The fashion world collectively had a meltdown earlier this week after learning the devastating news that colette, beloved Paris concept store-slash-designer heaven, is closing its doors after 20 years. “As all good things must come to an end, after twenty wonderful years, colette should be closing its doors on December 20th of this year,” read a statement on the site and Instagram. “Colette Roussaux has reached the time when she would like to take her time; and colette cannot exist without Colette.”
Founded by Colette Roussaux in 1997, who ran the business with daughter Sarah Andelman, colette (the store, not the human) quickly became the cooler, more hip, younger counterpart to traditional luxury flagships that lined the streets in the First Arrondissement. But more than that, the anti-establishment establishment was an experience for both the sartorial-savvy set and the non-initiated, and a rite of passage for emerging designers, established ones, and celebrity collabs. Equal parts boutique, exhibition, and café (the basement was, famously, home to the Water Bar, which boasted an impressive roster of 100 different brands of bottled water), colette, quite remarkably had become a landmark within a span of 20 years, and with that, it saw a ton of foot traffic from tourists, pedestrians, and stars, like Kim Kardashian and Kanye West, Gigi Hadid and Zayn Malik, Katy Perry, Sean Combs, Pink, Jennifer Aniston, and so, so many more.
But what separated colette from other concept stores was that it was quick to broker out-of-the-box partnerships, however small, without at all compromising its integrity nor its highly curated inventory that so many sought after. Case in point: Two years ago, colette collaborated with fast-food giant McDonald’s on a limited edition capsule collection, featuring Big Macs and fries printed on tees and totes. Yes, McDonald’s, yet it was acceptable—and even chic. Cut to present day, and colette currently carries fidget spinners (though it might be sold out), alongside its more fashion-y merch, like Vetements. And most recently, Colette has teased an upcoming collection with fast-fashion retailer H&M.
“Colette to me is the ultimate shopping (and research) destination in Paris, with their well-edited buys and support for many people whether it’s a big brand or a small entrepreneur or artist,” influencer Bryanboy captioned on Instagram. “For a generation, Colette was the gold standard of cool. Also, fun fact: they were one of the first stores to buy my fur accessories collaboration when I did that and I will forever be truly grateful.”
On the celebrity front, colettes’s star-studded partnerships run the gamut.
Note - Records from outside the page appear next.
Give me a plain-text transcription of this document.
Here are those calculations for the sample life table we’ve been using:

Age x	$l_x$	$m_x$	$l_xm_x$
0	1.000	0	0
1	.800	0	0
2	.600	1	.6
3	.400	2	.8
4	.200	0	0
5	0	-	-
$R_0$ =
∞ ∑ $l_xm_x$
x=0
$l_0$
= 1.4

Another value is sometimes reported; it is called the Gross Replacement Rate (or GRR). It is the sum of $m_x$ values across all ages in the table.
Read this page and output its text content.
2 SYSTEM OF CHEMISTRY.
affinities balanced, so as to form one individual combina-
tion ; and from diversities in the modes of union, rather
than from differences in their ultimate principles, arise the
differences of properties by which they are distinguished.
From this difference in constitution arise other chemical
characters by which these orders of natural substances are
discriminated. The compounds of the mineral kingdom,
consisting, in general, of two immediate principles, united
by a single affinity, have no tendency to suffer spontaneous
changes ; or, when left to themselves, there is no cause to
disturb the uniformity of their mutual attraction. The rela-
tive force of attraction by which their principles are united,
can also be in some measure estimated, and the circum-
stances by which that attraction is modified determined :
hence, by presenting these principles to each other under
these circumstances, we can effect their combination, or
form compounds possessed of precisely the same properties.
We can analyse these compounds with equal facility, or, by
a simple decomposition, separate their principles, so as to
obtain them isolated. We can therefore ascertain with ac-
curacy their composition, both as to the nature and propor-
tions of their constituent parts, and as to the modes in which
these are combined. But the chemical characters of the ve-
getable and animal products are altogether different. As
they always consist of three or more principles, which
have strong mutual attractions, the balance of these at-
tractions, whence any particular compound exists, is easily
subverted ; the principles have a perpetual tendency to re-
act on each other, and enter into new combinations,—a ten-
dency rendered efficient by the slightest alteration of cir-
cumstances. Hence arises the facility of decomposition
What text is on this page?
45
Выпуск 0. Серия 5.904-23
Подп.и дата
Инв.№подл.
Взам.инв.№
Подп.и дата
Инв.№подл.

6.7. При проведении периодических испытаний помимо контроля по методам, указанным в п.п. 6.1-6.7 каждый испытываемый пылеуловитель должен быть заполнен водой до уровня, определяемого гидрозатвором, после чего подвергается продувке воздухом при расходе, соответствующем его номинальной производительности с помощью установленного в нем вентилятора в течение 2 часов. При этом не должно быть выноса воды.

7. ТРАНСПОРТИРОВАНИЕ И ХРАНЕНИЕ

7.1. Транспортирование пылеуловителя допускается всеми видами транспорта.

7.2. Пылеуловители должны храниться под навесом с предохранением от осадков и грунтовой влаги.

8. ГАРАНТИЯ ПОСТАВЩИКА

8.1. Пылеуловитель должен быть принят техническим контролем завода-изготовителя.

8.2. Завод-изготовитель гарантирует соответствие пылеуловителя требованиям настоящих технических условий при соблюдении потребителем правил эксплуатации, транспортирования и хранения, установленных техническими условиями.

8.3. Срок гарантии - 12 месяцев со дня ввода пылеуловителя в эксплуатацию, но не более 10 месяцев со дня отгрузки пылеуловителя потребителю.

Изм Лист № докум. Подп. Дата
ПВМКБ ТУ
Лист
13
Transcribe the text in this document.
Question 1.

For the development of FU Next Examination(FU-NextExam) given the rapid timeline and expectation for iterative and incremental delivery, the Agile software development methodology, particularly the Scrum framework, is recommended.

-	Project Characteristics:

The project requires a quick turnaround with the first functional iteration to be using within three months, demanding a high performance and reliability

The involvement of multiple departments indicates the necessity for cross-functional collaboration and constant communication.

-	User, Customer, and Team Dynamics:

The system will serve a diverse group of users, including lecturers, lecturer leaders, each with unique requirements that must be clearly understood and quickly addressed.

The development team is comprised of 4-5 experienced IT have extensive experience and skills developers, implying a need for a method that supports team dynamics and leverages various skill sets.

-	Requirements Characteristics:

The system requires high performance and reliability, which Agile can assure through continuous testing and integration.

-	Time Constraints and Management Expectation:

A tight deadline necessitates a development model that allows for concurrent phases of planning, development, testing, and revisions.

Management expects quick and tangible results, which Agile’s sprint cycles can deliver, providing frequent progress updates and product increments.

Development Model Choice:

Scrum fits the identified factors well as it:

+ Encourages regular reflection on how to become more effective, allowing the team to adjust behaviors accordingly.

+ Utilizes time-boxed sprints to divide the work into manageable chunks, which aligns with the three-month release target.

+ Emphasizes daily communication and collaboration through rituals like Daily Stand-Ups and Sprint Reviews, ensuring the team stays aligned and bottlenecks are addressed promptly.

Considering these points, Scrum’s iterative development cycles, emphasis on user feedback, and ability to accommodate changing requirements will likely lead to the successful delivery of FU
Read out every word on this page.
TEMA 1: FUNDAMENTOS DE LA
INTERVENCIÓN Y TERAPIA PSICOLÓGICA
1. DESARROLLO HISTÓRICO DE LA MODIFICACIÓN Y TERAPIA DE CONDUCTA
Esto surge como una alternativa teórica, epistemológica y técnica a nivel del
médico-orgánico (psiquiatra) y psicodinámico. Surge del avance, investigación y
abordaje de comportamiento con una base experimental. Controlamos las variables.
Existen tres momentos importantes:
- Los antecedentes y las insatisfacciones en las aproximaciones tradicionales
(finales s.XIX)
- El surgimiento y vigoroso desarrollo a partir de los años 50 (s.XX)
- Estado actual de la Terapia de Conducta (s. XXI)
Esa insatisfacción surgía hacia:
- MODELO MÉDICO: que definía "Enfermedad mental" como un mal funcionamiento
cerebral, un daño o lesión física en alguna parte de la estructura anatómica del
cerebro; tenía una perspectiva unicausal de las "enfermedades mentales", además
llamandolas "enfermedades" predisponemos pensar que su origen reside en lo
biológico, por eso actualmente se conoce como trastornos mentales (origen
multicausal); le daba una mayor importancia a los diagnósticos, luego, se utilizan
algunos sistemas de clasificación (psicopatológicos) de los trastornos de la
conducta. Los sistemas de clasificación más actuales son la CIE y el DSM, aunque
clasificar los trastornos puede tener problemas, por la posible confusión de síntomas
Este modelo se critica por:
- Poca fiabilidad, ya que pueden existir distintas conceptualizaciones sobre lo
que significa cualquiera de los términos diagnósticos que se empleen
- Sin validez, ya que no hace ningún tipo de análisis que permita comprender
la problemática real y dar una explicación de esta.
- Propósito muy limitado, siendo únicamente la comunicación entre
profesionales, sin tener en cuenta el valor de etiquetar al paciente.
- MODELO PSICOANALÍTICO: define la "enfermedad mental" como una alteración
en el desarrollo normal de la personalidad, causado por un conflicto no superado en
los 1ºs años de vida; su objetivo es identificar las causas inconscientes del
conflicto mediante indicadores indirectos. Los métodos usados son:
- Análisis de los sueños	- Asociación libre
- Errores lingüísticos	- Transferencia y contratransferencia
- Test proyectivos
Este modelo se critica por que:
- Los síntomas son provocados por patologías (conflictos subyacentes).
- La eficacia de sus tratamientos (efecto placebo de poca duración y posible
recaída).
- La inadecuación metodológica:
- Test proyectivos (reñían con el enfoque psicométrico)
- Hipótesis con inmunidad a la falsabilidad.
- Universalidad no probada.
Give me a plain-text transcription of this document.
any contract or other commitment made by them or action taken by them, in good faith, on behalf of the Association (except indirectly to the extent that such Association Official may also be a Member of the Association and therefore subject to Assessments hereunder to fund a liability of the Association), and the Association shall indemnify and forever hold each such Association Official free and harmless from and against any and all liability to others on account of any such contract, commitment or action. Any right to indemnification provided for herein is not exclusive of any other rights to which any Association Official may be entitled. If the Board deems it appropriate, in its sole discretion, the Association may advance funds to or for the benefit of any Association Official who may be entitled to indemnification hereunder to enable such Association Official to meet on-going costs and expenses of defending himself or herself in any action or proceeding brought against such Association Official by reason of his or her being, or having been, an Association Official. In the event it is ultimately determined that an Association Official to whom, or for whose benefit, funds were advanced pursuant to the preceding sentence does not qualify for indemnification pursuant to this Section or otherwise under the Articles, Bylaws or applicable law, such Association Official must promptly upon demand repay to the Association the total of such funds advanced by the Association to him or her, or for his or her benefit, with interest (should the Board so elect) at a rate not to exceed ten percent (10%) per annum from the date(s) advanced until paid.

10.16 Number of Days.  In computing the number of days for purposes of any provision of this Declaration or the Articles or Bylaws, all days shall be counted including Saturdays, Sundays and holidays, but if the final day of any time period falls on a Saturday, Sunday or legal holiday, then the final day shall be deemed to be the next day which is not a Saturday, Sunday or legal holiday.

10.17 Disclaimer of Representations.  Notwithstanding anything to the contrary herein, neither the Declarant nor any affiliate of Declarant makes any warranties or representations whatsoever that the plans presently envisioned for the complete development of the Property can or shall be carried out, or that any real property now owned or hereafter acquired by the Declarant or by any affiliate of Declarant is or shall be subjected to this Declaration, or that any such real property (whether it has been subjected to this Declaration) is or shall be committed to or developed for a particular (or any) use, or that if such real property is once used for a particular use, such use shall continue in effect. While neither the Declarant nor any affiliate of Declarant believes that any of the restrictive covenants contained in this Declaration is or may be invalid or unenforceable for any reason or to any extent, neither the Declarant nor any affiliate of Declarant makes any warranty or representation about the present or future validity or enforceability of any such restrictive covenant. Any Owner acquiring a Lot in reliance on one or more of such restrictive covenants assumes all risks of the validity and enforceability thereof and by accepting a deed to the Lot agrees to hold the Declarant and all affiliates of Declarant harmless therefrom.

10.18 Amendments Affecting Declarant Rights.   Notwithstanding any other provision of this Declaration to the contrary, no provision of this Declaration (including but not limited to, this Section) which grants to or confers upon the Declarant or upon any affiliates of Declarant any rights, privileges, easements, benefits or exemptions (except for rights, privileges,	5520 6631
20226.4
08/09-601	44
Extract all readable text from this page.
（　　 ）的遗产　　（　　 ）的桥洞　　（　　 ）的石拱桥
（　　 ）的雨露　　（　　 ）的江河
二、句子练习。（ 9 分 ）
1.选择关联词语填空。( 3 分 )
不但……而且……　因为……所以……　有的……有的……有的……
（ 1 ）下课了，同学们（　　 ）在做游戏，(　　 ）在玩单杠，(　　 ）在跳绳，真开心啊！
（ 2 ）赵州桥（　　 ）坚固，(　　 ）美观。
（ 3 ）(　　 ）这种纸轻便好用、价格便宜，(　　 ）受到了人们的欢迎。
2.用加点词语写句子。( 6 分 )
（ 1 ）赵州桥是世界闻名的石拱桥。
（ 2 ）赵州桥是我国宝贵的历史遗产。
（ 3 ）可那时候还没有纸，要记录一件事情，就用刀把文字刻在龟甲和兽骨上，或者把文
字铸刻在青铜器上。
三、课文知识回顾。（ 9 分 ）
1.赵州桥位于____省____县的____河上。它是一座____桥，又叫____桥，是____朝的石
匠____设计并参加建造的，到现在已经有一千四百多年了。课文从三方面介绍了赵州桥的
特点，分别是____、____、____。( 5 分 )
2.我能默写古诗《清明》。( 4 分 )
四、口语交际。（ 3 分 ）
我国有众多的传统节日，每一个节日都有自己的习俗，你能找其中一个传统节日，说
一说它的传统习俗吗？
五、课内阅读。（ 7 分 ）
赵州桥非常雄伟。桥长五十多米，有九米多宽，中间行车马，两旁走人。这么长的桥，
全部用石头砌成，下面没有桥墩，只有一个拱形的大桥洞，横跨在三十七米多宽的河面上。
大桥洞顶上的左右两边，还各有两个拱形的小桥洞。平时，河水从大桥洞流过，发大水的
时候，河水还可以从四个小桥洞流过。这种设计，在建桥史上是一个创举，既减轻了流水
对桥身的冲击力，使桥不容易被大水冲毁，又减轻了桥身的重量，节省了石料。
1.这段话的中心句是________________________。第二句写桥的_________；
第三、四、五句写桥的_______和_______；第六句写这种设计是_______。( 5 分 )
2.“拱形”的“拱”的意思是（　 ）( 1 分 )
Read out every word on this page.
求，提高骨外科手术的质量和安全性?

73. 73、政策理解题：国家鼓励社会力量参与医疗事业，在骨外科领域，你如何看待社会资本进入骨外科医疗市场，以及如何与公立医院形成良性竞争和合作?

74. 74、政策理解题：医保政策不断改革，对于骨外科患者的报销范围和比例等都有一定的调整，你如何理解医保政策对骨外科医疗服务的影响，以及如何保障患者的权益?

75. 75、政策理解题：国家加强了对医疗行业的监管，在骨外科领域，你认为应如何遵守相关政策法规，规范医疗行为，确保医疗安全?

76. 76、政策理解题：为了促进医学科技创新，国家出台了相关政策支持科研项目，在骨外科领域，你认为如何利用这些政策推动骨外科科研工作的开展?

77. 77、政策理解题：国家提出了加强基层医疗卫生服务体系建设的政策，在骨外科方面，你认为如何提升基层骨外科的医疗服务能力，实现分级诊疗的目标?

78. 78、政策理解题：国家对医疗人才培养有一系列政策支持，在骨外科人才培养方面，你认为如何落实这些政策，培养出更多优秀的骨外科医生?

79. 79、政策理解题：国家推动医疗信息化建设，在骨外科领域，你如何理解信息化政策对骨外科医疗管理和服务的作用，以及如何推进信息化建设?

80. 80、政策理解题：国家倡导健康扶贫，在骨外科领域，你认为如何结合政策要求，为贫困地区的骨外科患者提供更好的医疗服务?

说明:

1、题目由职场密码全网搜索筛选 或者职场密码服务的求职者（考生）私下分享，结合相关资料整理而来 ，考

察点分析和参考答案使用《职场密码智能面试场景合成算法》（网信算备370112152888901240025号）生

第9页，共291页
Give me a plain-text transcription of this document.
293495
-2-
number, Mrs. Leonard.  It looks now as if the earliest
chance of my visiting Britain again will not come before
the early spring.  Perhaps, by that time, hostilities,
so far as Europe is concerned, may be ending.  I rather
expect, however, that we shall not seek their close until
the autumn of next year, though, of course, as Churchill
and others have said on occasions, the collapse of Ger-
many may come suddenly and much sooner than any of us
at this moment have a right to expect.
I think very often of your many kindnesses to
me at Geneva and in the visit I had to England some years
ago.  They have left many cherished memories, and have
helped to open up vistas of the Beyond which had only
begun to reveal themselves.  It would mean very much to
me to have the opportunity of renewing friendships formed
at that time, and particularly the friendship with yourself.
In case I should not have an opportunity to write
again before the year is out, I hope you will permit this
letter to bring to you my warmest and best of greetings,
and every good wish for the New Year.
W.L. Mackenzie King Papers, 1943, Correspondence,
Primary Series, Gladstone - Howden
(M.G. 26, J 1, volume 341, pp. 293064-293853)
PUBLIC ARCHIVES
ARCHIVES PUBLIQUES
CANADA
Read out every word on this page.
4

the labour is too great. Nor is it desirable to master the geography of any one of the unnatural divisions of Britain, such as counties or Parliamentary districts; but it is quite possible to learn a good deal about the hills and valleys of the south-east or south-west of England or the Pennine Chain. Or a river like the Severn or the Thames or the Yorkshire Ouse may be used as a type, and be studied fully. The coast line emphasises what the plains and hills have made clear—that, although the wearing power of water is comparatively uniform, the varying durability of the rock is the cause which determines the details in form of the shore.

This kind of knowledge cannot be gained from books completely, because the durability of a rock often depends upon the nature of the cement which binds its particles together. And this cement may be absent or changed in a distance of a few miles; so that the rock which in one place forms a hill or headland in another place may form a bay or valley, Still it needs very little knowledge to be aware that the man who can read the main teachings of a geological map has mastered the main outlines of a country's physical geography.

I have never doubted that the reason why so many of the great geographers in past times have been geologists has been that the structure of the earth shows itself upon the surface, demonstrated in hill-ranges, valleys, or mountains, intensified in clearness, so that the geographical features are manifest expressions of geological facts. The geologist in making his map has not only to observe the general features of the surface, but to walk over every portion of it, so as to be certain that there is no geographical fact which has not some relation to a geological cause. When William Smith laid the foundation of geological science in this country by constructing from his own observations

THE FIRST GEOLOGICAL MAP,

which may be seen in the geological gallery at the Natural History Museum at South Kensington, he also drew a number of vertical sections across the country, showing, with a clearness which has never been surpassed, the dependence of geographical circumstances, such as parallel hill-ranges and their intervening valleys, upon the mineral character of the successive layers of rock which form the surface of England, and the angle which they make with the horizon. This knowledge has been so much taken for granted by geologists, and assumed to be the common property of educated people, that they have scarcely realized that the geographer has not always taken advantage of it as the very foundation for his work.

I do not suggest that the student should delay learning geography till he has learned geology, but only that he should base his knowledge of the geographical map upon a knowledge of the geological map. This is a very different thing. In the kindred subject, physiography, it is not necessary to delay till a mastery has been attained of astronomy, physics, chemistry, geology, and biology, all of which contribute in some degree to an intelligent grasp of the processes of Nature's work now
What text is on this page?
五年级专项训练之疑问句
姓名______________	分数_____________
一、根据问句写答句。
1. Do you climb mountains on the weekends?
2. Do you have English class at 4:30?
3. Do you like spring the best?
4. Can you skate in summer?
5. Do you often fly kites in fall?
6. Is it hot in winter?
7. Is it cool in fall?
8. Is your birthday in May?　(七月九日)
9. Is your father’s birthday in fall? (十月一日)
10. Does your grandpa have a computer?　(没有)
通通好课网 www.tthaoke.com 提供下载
It’s hosted Rihanna’s week-long pop-up shop, in which lines of fans snaked around the block for the chance to purchase any one of Riri’s many, many collaborations, like her futuristic Dior shades, her denim-centric Manolo Blahnik collection, or pieces from her Fenty x Puma line. Pharrell Williams also had his pop-up shop at colette three years ago. And it was the venue of choice to celebrate the launch of Jesse Jo Stark (her godmother is Cher, btw), Laurie Lynn, and Richard Stark’s Chrome Hearts’s Pete Punk collection. Basically, in doing so, colette had become something of a launch pad for celebrity musicians-turned-designers.
And we’d argue that colette not only had a hand in making buzzy designers, well, even buzzier, but to also further the streetwear scene. The retailer has delivered a seemingly infinite number of sneaker collabs, including Raf Simons x Comme des Garcons x Vans, New Balance, Reekbok, adidas Stan Smiths, PONY, and Nike, with styles saturated in colette’s iconic blue. Others include Kith, Burton, and Off-White and Major Lazer.
In short, there’s really nothing like colette out there. According to the brand’s statement, it will be business as usual, including the delivery of its exclusive collaborations, until Dec. 20. But after? There are currently negotiations underway with Saint Laurent to lease out the space. If you’re still incredulously asking, how can this be? Andelman told the New York Times that “we decided to close rather than sell the name, because it has value, but we knew if someone else ran it, it would not be the same.”
And as for who will be up to the task of taking over what colette will leave behind, well, that has yet to be determined. Hollywood stylist Karla Welch, who dresses Justin Bieber, Olivia Wilde, Karlie Kloss, and Lorde, asked it best: “Merci, colette. Who will carry the torch of commerce and creativity?”